EDITORIAL – Redcar Local Board

Accreditation The Redcar and Saltburn-by-the-Sea Gazette 13/04/1877.

REDCAR LOCAL BOARD.
Editorial

            The annual election of three members of this Board in place of those who retire in rotation took place on Tuesday last (10/04). The result is tabulated elsewhere, and it may be as well to call attention to some facts relating to the voting papers, which may point a model and afforded guidance in future to some of the ratepayers who allowed themselves to be misled. When we state that 113 voting papers were returned blank, it shows the extraordinary apathy which a number of ratepayers evince when the town’s interests are at stake: if all these papers have been filled up the result might perhaps have been of a different character. In addition to the above, no less than 100 voting papers were rejected on account of various informalities, one notable feature being the filling up of papers by unauthorised persons. It cannot be too closely understood that no person has a right to fill up another voter’s paper, unless the latter cannot write, and in that case the witness must fill up the paper entirely, and let the voter make his mark. That a deliberate attempt has been made to interfere with the free action of a considerable number of ratepayers is unquestionable, and to clear the ground for the future and to warn those officious and unscrupulous persons who presume to dictate and act in the name of others, we make the following extract from the Act of Parliament which bears on this point;_

“any person who –

“ Fabricates, in whole or in part, alters, defaces, destroys, abstracts or purloins any voting paper; or

“Personates any person entitled to vote at any election; or

“Falsely assumes to act in the name or on behalf of any person so entitled to vote; or

Interferes with the delivery or collection of any voting paper; or

“Delivers any voting paper under a false pretence of being authorised so to do,

“shall be liable to a penalty not exceeding £20, or, in the discretion of the Court, to imprisonment with or without hard labour for any period not exceeding three months.”

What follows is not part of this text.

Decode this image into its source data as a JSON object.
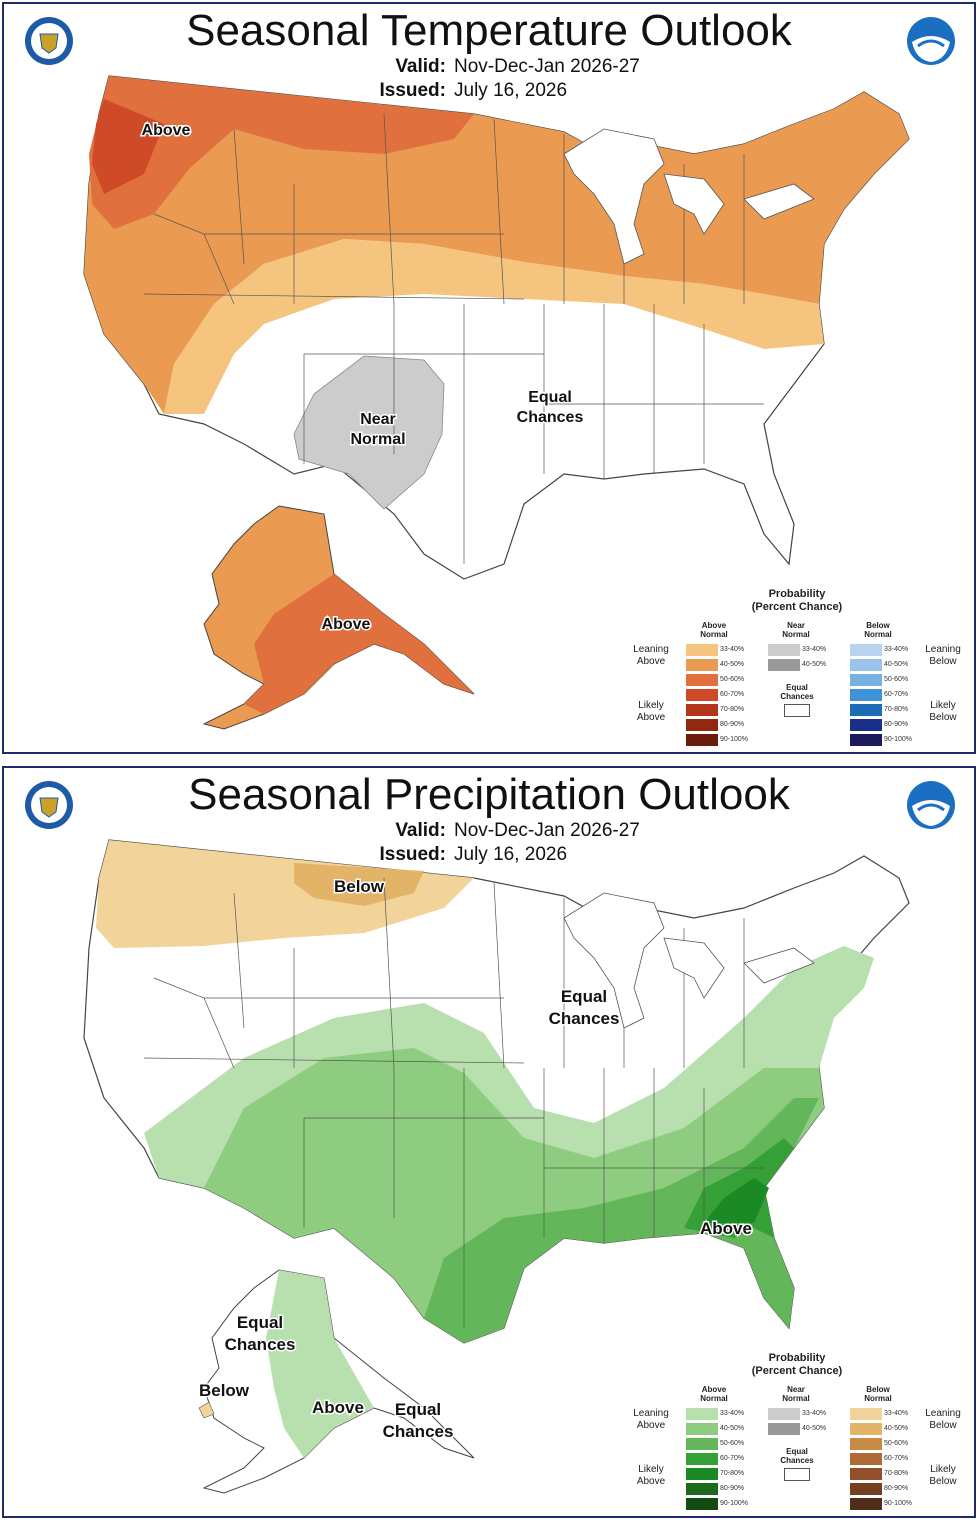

In conduct in the election the returning officer found it necessary to depute certain members of the Board to call upon several of the ratepayers, to ascertain whether there voting papers were valid. In executing this not very pleasant commission, a number of persons who ought to have known better endeavoured to hinder and obstruct these officials in the discharge of their duty by inciting a mob to hold and annoy them. It is not a pleasant task to point out that these irregularities, but as the freedom of the election is vested in the ratepayers, it is but just that those officers whose duty it is to conduct of the election should endeavour to secure fair play, and be supported by the ratepayers in their somewhat onerous and ungracious task.